In a letter she wrote to me in response to my translation of her story ‘Do Haath, Ismat Chughtai said, “Translating from Urdu to English is a very difficult task. There are great differences between languages. If you are satisfied, that is enough.” I had hoped, perhaps somewhat optimistically and also because I had just begun the Ismat translations and did not know the author as well as I do now, that she would give me an opinion of my work or, to be more honest, an endorsement.


Of course, I realised then and I know now that although she was happy to see her work translated and subsequently made available to a larger audience, especially a Western audience, the concept of translation, of making the leap from Urdu to English, distressed her, even if this may not have been the case when she began writing. In an early prose piece I translated recently, she says she would like to see her work translated because, “one gets more money for an English version…Ahmed Ali got me four pounds for one of my translated stories.” At that time, the consideration—as with all young writers—was to make a living first, but now, having done her best work and established herself as a doyen of Urdu fiction, she could be utterly honest.

The “distances” she mentioned in her letter have been all too obvious to me in the course of my travails as a translator of Urdu fiction, particularly Ismat’s fiction.

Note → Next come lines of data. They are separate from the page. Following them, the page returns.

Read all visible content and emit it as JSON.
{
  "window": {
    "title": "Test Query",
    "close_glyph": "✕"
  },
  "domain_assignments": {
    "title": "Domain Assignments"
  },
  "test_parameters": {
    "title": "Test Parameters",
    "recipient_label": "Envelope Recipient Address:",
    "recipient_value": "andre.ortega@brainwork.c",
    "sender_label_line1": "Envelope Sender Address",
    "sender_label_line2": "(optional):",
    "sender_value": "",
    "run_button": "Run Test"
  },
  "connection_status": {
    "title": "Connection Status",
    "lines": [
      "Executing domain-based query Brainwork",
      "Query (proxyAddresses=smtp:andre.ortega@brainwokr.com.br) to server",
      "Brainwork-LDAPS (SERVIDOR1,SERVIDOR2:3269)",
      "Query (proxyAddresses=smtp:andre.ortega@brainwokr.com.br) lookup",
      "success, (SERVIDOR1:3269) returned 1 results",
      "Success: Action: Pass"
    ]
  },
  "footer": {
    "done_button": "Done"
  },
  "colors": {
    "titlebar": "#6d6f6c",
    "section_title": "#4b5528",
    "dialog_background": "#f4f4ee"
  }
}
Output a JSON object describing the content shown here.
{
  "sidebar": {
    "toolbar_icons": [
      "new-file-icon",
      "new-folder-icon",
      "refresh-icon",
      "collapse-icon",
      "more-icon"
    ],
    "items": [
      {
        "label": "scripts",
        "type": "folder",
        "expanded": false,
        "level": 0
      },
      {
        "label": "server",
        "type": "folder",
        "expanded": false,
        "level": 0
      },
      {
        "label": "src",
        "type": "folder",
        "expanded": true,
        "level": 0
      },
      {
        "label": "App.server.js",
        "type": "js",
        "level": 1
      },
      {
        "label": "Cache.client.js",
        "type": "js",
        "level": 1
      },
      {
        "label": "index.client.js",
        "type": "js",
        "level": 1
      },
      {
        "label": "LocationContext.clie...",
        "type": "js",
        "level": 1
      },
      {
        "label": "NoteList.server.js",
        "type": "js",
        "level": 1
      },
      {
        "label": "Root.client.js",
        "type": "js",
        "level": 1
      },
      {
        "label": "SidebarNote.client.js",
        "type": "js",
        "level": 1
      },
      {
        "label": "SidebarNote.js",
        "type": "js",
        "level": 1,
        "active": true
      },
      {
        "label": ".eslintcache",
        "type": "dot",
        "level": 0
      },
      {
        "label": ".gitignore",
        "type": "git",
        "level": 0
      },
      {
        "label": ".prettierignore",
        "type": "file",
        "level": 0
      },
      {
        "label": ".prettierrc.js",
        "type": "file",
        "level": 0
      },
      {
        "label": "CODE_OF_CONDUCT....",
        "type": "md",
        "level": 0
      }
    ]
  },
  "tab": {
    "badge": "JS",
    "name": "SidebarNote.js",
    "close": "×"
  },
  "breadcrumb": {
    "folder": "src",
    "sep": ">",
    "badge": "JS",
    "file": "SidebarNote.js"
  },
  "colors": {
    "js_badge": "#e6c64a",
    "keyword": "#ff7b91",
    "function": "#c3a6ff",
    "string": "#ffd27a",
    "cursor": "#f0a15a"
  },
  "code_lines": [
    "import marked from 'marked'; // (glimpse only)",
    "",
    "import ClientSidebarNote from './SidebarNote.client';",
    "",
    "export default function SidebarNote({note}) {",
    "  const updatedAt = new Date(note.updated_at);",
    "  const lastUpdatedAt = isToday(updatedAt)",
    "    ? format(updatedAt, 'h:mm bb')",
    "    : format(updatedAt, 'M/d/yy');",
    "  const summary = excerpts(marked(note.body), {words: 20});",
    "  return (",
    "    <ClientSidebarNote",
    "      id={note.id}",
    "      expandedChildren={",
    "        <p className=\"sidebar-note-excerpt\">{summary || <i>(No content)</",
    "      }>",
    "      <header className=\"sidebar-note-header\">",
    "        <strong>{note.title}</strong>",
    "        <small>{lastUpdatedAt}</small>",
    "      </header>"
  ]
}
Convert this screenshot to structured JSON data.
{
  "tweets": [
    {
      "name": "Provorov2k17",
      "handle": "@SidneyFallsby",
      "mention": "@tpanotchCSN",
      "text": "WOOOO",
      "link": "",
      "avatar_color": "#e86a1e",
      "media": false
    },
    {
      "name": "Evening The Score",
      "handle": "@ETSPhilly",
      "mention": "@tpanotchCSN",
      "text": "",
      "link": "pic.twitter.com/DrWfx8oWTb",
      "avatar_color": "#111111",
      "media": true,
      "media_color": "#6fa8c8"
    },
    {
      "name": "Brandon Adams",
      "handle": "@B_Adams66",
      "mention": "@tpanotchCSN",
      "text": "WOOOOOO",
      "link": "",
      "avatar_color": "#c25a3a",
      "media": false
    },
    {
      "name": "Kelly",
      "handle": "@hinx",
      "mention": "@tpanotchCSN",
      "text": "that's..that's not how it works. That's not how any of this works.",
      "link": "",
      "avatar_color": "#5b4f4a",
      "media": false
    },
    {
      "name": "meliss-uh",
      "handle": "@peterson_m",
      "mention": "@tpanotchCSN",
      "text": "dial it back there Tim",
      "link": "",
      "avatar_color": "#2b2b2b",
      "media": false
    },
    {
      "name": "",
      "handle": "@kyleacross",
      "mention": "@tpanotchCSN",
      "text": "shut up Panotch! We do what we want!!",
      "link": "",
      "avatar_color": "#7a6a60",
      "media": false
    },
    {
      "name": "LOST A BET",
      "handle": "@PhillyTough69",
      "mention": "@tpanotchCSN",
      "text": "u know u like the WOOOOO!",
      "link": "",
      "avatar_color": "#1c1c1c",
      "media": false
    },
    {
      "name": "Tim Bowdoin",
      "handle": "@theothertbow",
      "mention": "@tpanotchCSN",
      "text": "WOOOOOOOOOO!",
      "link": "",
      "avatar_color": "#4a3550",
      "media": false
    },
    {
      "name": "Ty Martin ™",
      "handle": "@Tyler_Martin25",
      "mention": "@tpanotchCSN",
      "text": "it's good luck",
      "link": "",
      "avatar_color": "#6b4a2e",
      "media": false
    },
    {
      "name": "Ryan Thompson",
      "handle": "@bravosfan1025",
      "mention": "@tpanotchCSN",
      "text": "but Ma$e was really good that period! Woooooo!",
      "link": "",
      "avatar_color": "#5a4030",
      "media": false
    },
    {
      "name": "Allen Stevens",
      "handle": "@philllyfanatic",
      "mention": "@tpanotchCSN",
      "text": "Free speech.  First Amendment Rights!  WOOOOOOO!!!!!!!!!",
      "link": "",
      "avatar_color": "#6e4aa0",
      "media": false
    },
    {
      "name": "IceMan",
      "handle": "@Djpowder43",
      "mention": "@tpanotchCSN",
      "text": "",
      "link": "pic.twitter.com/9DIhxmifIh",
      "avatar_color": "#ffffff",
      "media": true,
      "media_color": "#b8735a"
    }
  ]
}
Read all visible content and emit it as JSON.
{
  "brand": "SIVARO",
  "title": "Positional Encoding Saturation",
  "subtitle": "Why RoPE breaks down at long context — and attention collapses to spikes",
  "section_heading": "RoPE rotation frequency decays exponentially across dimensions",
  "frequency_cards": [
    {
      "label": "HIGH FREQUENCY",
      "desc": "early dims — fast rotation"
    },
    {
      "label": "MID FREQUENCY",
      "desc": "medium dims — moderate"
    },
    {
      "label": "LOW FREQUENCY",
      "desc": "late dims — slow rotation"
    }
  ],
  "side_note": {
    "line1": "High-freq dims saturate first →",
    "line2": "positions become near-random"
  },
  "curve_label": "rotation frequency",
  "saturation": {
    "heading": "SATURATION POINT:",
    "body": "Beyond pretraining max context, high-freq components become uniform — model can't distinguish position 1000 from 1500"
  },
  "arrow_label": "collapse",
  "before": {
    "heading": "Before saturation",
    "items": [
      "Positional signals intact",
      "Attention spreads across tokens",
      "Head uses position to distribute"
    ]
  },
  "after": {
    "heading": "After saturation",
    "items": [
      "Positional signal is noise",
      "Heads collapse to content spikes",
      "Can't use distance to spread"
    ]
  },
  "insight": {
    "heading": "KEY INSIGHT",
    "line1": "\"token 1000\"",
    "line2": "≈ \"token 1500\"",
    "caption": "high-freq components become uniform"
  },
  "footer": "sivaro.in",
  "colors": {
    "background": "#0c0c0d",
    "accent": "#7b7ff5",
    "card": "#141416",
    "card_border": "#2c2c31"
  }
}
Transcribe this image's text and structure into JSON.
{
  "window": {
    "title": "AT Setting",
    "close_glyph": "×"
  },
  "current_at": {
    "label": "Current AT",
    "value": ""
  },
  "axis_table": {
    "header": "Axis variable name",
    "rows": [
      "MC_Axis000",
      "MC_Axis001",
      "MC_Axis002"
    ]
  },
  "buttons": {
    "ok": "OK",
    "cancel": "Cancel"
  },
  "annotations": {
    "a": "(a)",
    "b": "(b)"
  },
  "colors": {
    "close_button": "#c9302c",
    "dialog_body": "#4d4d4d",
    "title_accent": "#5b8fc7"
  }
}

She presents challenges that most other writers I have translated do not. Diction is one area where I have felt the need for the greatest scrutiny and attention. On the one hand, we see a distinctive, multi-layered language that includes the refined polite vernacular with its picturesque figures of speech often referred to as “begumati”—used by middle-class women, begums, in the households of the Urdu speaking-community—while on the other, laced with a specific brand of dynamic and colorful idiom, is the everyday speech patterns of the working-class and servant-class women who crowd her narratives.

One encounters in her stories a vibrant and robust flavour deeply ingrained in her language that must be dealt with adequately if the translation is to have any real merit. In effect, there is not just a story that requires retelling; there is also the question of metaphor and figure of speech that has to be grappled with.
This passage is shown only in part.